ClassicalMusicNews.tv blogger John Grillo has started a new series titled The Art of the Deficit examining how various orchestras function in the modern world and the sort of missteps or miscalculations that frequently get these organizations into financial hot water. Thinking about the recent financial crisis and organizational meltdown in the Jacksonville Symphony (covered quite admirably by fellow Inside the Arts bloggers Drew McManus, Ron Spigelman, and Joe Patti) gives these sort of philosophical considerations even more weight.
In his debut post for this series, John writes:
During my final year as a member with the New World Symphony, I observed the Florida Philharmonic heading towards financial ruin. I auditioned for the group twice and had many colleagues of mine from New World won auditions there and joined the orchestra. One day while reading the local newspaper I saw a headline that left an indelible imprint on me. It read something like this “The Florida Phil needs $500,000 in 48 hours” They needed this to make payroll. I sat there and wondered what an experienced business person would think when they read this. I was shocked by the financial desperation that this group was going through. What if I won that audition and that was my job. What would I do if my employer vanished like a puff of smoke? It is not like musicians can just go get another job. Seeing this with my own eyes was a very powerful experience.

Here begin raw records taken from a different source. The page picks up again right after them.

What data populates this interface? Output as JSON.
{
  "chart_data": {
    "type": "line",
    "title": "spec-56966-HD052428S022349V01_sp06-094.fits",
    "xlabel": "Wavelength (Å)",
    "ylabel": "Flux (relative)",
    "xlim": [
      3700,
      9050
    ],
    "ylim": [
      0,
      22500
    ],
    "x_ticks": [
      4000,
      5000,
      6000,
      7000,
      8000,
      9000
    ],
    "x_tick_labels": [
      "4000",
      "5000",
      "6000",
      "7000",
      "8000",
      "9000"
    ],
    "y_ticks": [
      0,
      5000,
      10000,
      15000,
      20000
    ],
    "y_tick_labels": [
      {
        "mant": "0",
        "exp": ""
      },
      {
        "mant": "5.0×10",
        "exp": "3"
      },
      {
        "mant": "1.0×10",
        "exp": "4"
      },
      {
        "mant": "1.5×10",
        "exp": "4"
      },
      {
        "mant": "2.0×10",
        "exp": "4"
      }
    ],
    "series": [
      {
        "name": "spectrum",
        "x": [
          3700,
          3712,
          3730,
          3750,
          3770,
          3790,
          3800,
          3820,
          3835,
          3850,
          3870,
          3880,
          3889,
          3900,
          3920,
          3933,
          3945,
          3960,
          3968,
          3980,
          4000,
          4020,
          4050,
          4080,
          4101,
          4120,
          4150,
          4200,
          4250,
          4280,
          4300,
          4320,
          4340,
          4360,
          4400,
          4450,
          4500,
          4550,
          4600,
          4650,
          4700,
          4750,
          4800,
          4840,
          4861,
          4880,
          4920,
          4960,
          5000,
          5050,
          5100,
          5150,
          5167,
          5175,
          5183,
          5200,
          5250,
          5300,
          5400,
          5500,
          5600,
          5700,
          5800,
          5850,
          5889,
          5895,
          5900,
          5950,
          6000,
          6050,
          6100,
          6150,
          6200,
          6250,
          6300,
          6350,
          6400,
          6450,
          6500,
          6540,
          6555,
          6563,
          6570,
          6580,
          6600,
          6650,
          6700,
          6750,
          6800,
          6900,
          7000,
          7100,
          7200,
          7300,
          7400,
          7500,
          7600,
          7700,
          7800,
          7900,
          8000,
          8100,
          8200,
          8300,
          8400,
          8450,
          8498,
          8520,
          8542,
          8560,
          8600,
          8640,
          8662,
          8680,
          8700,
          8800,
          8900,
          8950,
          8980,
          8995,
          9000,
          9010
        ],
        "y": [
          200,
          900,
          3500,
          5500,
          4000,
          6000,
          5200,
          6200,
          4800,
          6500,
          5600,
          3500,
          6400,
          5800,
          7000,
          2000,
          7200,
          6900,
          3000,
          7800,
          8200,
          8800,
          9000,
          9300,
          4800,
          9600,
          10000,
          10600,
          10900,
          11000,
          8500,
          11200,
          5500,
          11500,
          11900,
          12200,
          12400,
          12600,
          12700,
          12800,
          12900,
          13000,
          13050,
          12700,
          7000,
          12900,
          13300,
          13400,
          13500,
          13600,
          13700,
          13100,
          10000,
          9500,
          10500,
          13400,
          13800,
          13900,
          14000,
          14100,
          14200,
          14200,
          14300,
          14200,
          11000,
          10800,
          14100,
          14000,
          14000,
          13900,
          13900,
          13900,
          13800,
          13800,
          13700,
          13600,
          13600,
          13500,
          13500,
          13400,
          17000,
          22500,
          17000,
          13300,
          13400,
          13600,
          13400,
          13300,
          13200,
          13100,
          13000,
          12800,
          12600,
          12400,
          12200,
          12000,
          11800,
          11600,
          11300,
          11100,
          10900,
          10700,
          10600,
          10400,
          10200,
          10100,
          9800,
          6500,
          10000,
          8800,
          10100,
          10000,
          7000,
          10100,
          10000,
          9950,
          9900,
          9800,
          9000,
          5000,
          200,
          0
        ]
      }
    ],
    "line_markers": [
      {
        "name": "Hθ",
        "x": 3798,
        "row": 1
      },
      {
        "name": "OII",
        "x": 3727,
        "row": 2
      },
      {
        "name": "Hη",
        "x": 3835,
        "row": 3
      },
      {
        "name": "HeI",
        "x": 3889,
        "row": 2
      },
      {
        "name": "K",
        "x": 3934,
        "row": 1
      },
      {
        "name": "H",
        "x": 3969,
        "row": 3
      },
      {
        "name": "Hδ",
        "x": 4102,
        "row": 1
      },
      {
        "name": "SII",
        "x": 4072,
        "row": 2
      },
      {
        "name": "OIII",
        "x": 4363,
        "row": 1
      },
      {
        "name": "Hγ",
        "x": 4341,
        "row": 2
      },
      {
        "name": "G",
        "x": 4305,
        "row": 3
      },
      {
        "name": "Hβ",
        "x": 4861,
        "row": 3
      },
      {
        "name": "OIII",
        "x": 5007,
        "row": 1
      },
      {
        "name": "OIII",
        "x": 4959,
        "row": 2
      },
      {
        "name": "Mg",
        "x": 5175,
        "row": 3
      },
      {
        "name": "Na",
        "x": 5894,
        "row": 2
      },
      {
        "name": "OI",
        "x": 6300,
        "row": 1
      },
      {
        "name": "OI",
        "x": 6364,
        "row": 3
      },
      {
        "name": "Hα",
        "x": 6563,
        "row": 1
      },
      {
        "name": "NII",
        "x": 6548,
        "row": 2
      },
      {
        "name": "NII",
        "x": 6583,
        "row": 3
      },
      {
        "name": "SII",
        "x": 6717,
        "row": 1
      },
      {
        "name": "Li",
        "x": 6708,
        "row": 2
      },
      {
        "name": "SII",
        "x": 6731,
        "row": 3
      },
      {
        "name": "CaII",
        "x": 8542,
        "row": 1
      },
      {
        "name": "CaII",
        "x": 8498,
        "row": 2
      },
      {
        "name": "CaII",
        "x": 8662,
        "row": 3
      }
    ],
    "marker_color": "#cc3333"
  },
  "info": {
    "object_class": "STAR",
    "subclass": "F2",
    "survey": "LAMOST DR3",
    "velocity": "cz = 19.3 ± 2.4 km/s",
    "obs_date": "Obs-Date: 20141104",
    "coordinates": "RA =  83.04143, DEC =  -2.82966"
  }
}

Read the complete post here.
I remember carpooling with one of the members of the Florida Philharmonic during that ensemble’s meltdown. He was despondently describing how the orchestra was selling off all of its assets–stands, music, and various other orchestral possessions were in the process of being liquidated. He had been a principal player in that orchestra for over a decade, and he now found himself unemployed, with all the typical expenses of any other working adult looming and few prospects.
Unlike so many other professionals, orchestral musicians must claw their way to the top through hundreds of other well-qualified competitors for even the chance at a job that pays the salary of a beginning teacher. When these jobs evaporate, the odds are stacked against them. Young musicians continue to pour out of music schools in ever increasing numbers, and the freshly unemployed musicians from bankrupt orchestras join these young, hungry colleagues (who have been spending the past few year doing nothing but practicing) back on the bleak and frustrating audition trail.
Slight missteps on the part of management can so easily cause arts organizations to begin to spiral out of control. Unlike other fields, however, the jobs which evaporate from such meltdowns are rarely replaced by fresh jobs elsewhere, and the prospect of newly unemployed musicians from these ensembles easily moving to new jobs is dim.